Staying at Home: Tips for Your bathroom

​​​​Bathroom Safety for Older Adults

The bathroom is a common place where people may get hurt. Wet, slippery surfaces and hot water can cause injuries. By taking a few simple steps, you can get rid of some hazards in your bathroom.

Water Temperature

Age, some medications, or health conditions like diabetes can make your skin less sensitive to temperature. You can burn yourself before you realize the water is too hot.

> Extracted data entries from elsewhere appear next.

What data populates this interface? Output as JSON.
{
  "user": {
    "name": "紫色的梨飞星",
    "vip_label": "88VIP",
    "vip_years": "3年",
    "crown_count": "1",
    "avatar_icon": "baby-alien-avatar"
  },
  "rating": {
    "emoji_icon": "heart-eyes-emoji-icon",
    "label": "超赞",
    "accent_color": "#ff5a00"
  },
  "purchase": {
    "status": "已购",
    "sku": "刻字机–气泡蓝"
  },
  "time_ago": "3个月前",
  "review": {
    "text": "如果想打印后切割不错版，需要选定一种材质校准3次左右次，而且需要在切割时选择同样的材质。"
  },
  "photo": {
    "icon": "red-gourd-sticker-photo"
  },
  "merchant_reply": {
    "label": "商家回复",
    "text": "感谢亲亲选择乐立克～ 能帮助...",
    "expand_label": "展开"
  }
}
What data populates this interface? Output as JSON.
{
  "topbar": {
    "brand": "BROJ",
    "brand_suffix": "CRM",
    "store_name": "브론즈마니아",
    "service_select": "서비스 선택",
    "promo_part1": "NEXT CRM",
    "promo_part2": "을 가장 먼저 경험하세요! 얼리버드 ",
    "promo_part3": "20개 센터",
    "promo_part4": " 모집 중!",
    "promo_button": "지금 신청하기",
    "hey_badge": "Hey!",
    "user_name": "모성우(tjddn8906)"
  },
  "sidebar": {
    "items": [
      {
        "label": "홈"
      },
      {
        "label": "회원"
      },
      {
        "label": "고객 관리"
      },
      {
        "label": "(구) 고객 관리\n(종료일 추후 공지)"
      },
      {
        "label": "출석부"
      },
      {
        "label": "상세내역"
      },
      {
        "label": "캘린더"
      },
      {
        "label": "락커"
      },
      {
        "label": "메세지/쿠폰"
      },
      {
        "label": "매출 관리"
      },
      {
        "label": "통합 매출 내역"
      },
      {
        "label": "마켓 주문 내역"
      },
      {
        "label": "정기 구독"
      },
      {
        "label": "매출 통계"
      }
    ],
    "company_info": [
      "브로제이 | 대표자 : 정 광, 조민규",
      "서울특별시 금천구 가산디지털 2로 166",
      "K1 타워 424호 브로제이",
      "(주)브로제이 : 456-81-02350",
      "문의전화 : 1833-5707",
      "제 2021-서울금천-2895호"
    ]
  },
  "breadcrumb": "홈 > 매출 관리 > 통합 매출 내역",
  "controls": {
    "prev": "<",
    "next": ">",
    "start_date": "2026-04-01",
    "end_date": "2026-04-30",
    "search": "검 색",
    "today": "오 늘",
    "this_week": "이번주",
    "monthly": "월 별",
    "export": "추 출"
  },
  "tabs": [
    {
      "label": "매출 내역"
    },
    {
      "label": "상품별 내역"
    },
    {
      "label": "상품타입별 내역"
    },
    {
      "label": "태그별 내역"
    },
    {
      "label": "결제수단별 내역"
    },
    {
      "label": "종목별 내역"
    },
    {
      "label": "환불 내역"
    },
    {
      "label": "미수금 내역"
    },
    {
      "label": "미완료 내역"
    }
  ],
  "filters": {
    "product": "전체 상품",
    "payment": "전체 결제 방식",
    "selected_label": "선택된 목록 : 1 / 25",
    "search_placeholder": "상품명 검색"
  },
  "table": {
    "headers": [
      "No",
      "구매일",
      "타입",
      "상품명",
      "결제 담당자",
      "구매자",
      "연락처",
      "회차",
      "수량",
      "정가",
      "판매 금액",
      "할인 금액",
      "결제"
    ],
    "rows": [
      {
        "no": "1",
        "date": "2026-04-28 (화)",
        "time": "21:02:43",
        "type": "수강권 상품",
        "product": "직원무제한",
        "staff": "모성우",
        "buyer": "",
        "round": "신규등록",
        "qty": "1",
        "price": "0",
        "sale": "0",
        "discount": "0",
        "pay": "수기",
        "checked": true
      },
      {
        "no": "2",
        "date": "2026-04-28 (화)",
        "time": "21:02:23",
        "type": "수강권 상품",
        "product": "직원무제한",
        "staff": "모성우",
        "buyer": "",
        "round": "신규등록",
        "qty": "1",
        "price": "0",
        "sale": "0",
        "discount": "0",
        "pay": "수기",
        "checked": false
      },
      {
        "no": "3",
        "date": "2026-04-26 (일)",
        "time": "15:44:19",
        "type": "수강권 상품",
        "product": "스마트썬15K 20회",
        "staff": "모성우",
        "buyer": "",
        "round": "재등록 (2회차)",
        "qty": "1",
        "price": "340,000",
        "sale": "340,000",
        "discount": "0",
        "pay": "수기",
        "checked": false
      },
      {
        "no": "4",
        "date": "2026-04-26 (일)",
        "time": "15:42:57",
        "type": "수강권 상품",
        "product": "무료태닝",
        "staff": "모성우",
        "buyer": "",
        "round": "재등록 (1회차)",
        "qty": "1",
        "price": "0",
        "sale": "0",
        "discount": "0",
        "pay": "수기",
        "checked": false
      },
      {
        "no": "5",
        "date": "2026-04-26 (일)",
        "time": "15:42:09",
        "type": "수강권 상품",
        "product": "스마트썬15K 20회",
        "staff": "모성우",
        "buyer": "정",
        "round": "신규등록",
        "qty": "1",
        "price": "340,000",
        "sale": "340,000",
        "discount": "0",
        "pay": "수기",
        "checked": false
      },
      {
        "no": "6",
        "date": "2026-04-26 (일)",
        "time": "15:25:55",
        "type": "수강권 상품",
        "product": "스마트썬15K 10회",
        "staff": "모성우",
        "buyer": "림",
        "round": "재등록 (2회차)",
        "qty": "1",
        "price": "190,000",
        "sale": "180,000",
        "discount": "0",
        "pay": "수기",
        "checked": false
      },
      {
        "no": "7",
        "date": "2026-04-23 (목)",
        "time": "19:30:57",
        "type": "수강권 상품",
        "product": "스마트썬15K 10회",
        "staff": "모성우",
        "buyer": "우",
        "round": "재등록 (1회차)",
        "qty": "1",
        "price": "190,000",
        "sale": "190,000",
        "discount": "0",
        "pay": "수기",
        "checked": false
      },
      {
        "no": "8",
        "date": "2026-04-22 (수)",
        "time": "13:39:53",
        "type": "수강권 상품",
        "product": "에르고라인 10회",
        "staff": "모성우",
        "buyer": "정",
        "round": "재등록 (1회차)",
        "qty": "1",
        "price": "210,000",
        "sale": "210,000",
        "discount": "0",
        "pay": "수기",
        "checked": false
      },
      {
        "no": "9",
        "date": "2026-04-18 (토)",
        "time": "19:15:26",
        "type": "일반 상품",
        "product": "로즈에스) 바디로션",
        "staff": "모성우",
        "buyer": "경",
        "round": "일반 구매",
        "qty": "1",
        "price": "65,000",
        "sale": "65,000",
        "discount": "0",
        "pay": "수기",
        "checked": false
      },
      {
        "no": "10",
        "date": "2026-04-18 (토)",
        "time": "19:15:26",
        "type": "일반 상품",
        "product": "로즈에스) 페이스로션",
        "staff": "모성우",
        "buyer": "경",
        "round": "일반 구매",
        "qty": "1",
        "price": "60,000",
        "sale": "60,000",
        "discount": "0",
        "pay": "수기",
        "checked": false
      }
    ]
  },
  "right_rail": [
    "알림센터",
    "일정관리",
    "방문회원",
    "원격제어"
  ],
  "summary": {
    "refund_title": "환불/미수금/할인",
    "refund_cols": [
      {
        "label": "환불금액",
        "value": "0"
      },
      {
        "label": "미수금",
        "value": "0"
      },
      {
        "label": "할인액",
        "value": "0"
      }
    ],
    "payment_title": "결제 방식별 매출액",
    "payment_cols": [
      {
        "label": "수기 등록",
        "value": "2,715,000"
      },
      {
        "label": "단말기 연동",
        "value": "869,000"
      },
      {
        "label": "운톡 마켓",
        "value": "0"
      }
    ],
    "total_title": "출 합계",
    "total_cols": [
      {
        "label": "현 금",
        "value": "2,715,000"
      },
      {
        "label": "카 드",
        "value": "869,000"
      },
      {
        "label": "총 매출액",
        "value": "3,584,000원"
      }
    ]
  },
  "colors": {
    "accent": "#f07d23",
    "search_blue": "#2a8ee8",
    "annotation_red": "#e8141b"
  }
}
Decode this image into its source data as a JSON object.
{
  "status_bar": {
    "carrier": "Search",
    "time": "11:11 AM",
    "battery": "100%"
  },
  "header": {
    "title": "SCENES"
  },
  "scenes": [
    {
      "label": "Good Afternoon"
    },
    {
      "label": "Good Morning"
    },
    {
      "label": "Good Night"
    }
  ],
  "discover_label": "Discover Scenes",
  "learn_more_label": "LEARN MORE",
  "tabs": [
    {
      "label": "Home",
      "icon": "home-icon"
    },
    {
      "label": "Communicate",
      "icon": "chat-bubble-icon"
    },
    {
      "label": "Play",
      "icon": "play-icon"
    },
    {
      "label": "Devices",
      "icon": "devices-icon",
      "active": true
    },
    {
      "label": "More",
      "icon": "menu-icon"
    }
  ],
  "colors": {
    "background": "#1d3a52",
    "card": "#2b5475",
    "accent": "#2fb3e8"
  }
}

You can protect yourself from burns:

  • always turn the cold water on first and turn the cold water off last
  • use a thermometer to check the water temperature before you get in the tub or shower. A safe water range is between 38 °C to 43 °C (100 °F to 109 °F).
  • use a grab bar for balance. Do NOT hold onto the hot water tap, because you might turn the water on if you slip.
  • if you live in your own house, keep your water heater temperature below 49°C (120 °F)

Preventing Slips, Trips, and Falls

Balance problems, water, and soapy surfaces can make it easy to slip and fall in the bathroom.

To prevent slips and falls:

  • use grab bars in your bath or shower to help you get in and out. You can replace towel racks with grab bars and still hang your towels on them.
  • use a bath or shower mat made for inside the tub, or put in non-slip treads. Replace them if they do not stick.
  • use a bath or shower seat if your legs are weak, your balance is poor, you have dizziness, or you get tired quickly
  • make sure the floor is dry outside the tub or shower. If you use a rug, make sure it has a non-skid bottom. Rubberized backings do wear out, so replace the rug if it slips. It usually needs replacing once a year.
  • put a light sensitive nightlight in the bathroom
  • ensure good lighting to get to the bathroom at night
  • keep toiletries in reach to avoid stretching or bending down. You can avoid losing your balance when you reach.
  • use a raised seat on your toilet or grab bars beside the toilet. This will help you get up and down more easily.
  • bring a phone into the bathroom or use a medical alert system. You will be able to get help quickly if you fall while showering or bathing.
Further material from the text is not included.